Considerações finais

A Acupuntura apresenta-se como terapia capaz de solucionar de forma eficaz condições consideradas, pelas especialidades médicas, de difícil tratamento e resolutividade, tendo desempenhado, neste relato de experiência, um papel terapêutico crucial na agilização da resolução da SAB, encurtando uso medicamentoso e tempo de tratamento. Outro aspecto que consideramos uma inovação neste trabalho diz respeito à utilização de questionários, os quais empregamos para atendimento clínico, considerados de uso exclusivo para fins acadêmicos e de pesquisa e que se revelaram ferramentas indispensáveis para o acompanhamento da evolução do quadro de melhora da paciente.

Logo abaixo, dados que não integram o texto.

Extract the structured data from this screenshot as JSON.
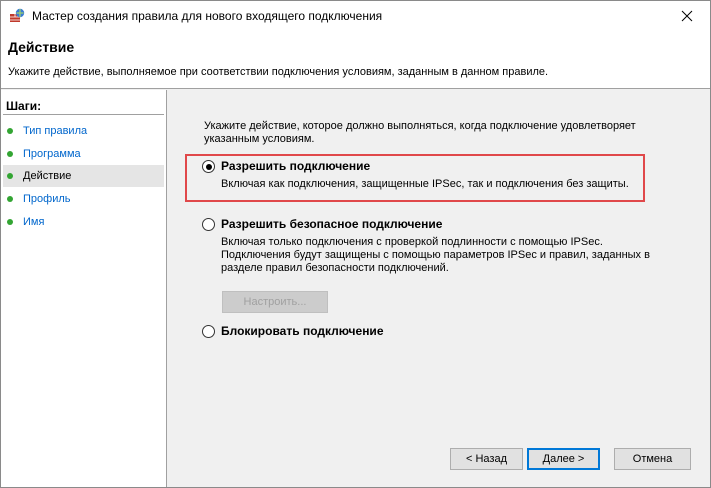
{
  "window": {
    "title": "Мастер создания правила для нового входящего подключения",
    "close_icon": "close-icon"
  },
  "header": {
    "title": "Действие",
    "description": "Укажите действие, выполняемое при соответствии подключения условиям, заданным в данном правиле."
  },
  "steps": {
    "title": "Шаги:",
    "items": [
      {
        "label": "Тип правила",
        "current": false
      },
      {
        "label": "Программа",
        "current": false
      },
      {
        "label": "Действие",
        "current": true
      },
      {
        "label": "Профиль",
        "current": false
      },
      {
        "label": "Имя",
        "current": false
      }
    ]
  },
  "main": {
    "intro": "Укажите действие, которое должно выполняться, когда подключение удовлетворяет указанным условиям.",
    "options": [
      {
        "label": "Разрешить подключение",
        "description": "Включая как подключения, защищенные IPSec, так и подключения без защиты.",
        "selected": true
      },
      {
        "label": "Разрешить безопасное подключение",
        "description": "Включая только подключения с проверкой подлинности с помощью IPSec. Подключения будут защищены с помощью параметров IPSec и правил, заданных в разделе правил безопасности подключений.",
        "selected": false
      },
      {
        "label": "Блокировать подключение",
        "description": "",
        "selected": false
      }
    ],
    "customize_label": "Настроить..."
  },
  "buttons": {
    "back": "< Назад",
    "next": "Далее >",
    "cancel": "Отмена"
  },
  "colors": {
    "highlight_border": "#e0484a",
    "step_dot": "#33a533",
    "link": "#0066cc"
  }
}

O resultado alcançado motivou-nos à prática regular de atendimento pela Acupuntura para os usuários da Rede Municipal de Saúde encaminhados para a Especialidade de Disfunção Temporomandibular – Dor Orofacial e que apresentam dor persistente e de difícil resolutividade. O atendimento pela Especialidade de Acupuntura se iniciará em Setembro de 2022 e estará associada à Especialidade de Disfunção Temporomandibular – Dor Orofacial no nosso CEO. Existe um forte desejo de que as práticas desenvolvidas aqui, CEO do PNAC, possam impactar outras unidades de nossa Rede Municipal de Saúde.
Finalmente, analisamos como principais dificuldades a este trabalho, e à viabilização de uma prática clínica em Acupuntura no CEO do PNAC, as resistências inicialmente geradas por parte de instâncias administrativas superiores da Rede Municipal de Saúde, ao criarem obstáculos a seu apoio, os quais já foram superados e ultrapassados após os resultados de tratamentos exitosos, como o do trabalho em questão, reconhecidos pelas chefia da Odontologia e direção de nossa unidade. Como lição aprendida, descobrimos que, ao longo deste trabalho, a persistência em superar obstáculos, quando visionamos um bem maior, especialmente em prol do bem estar e da saúde de nossos pacientes, deve sempre nortear os nossos passos. Portanto, recomendamos que o incremento a práticas inovadoras, eficazes e humanizadas, deva ser sempre perseguido por cada um de nós, profissionais da área da saúde.